Mitt Romney's belief in the Book of Mormon has raised eyebrows. This pseudo-historical fantasy is just about the battiest single idea I encountered when I was researching Counterknowledge [Thompson's forthcoming book]. Yet a man who believes it currently has more delegates to the Republican convention than any other candidate.

Yup, we’re talking about Mitt Romney, who belongs to the only world religion built on a foundation of pure counterknowledge: the Church of Jesus Christ of Latter-day Saints. To be sure, all religions make claims that the outside world believes to be false. But the Book of Mormon is unique.

Why? Because, unlike the Hebrew Bible, the New Testament and the Koran, nothing in it actually happened. Nothing.

The “Jaredites” from the Middle East did not travel to America 2,000 years ago and found a civilisation that Mormon “historians” have the nerve to identify as the Olmecs. In fact, the Jaredites never existed.

Israelites did not arrive in the New World in 600 BC and split into Nephites and Lamanites; this is total fiction, devised by young Joseph Smith from New York in the 1820s. And – do I really need to point this out? – Jesus of Nazareth never set foot in America.

Mormonism is the only religion whose major claims (solemnly discussed in Mormon academic journals that have all the credibility of Star Trek fanzines) have been officially declared to be untrue by the Smithsonian Institution.

Every professional archaeologist in the world can produce evidence to show that the “alternative history” of the Book of Mormon is complete bunkum, up there with Erich von Däniken and Graham Hancock. So tell us, Mr Romney: why do you still believe it?

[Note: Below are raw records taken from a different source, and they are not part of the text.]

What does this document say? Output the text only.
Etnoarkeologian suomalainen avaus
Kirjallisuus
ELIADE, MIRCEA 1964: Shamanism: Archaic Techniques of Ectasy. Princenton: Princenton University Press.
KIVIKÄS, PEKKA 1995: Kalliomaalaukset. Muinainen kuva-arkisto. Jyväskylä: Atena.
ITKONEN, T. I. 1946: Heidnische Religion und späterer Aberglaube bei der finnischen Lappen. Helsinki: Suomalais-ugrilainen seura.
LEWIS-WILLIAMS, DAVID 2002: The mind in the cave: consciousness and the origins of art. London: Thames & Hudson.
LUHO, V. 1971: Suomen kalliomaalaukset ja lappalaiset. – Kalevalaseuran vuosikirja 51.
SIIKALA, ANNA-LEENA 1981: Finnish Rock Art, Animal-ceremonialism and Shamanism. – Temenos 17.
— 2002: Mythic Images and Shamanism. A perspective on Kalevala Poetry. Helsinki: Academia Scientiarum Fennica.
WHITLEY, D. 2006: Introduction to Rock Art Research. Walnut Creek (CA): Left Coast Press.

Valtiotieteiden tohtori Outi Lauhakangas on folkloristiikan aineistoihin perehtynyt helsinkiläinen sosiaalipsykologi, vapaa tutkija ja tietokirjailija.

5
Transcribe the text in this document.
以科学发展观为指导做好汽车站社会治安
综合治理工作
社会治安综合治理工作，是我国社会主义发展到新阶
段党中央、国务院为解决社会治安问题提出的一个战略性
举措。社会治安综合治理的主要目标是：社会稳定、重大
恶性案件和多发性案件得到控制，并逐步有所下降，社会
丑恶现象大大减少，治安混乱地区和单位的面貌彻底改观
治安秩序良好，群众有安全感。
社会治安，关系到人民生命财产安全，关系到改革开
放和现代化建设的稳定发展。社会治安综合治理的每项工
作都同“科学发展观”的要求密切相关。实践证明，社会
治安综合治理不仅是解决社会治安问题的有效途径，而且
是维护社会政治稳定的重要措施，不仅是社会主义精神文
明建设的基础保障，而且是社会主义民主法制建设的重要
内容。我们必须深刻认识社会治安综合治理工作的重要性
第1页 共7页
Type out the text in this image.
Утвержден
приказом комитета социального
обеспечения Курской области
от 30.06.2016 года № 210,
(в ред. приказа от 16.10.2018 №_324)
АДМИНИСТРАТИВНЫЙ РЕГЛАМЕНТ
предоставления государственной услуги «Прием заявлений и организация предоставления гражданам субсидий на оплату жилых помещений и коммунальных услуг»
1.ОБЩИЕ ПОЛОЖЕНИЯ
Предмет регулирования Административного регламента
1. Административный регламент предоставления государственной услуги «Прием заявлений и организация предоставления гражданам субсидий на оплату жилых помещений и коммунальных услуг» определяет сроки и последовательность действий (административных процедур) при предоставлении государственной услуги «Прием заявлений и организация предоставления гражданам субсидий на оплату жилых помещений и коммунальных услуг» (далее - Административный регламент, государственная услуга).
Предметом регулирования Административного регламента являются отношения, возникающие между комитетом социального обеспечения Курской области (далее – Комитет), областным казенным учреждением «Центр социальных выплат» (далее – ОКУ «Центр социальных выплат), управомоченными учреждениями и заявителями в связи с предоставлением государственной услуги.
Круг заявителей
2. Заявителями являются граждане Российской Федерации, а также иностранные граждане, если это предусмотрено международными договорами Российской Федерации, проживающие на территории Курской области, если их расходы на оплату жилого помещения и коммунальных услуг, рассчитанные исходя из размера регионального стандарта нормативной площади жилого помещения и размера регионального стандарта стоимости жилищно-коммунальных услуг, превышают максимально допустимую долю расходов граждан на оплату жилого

Like the popularity in Imperial Britain of the ancient "Jesus visited Glastonbury" story previously questioned in verse by Blake (although at least that could actually have happened - there really was trade between the Ancient Near East and the present West Country), and of British Israelism, the popularity of Mormonism in Imperial America doesn't really come as any surprise.

Furthermore, Mormons, Jehovah's Witnesses, Seventh-Day Adventists and other all officially teach that the Second Coming will occur in America, and is there any American churchgoer who doesn't believe that, deep down? Likewise, just as Mormons locate in Missouri both the Garden of Eden and the future site of Christ's Return and Reign, so the followers of Mother Shipton located (and, in tiny numbers, still do locate) them both in Bedford.

Christianity, and with it the popular reception and re-working of Christian texts and themes, is on the rise both in China and in India. Watch those spaces.

2 comments:

  1. I know for fact Jesus was once a PM of the UK, well thats what Blair said.

    ReplyDelete
  2. Blair has now made the Profession of Faith of a Catholic, thereby publicly recanting his former errors.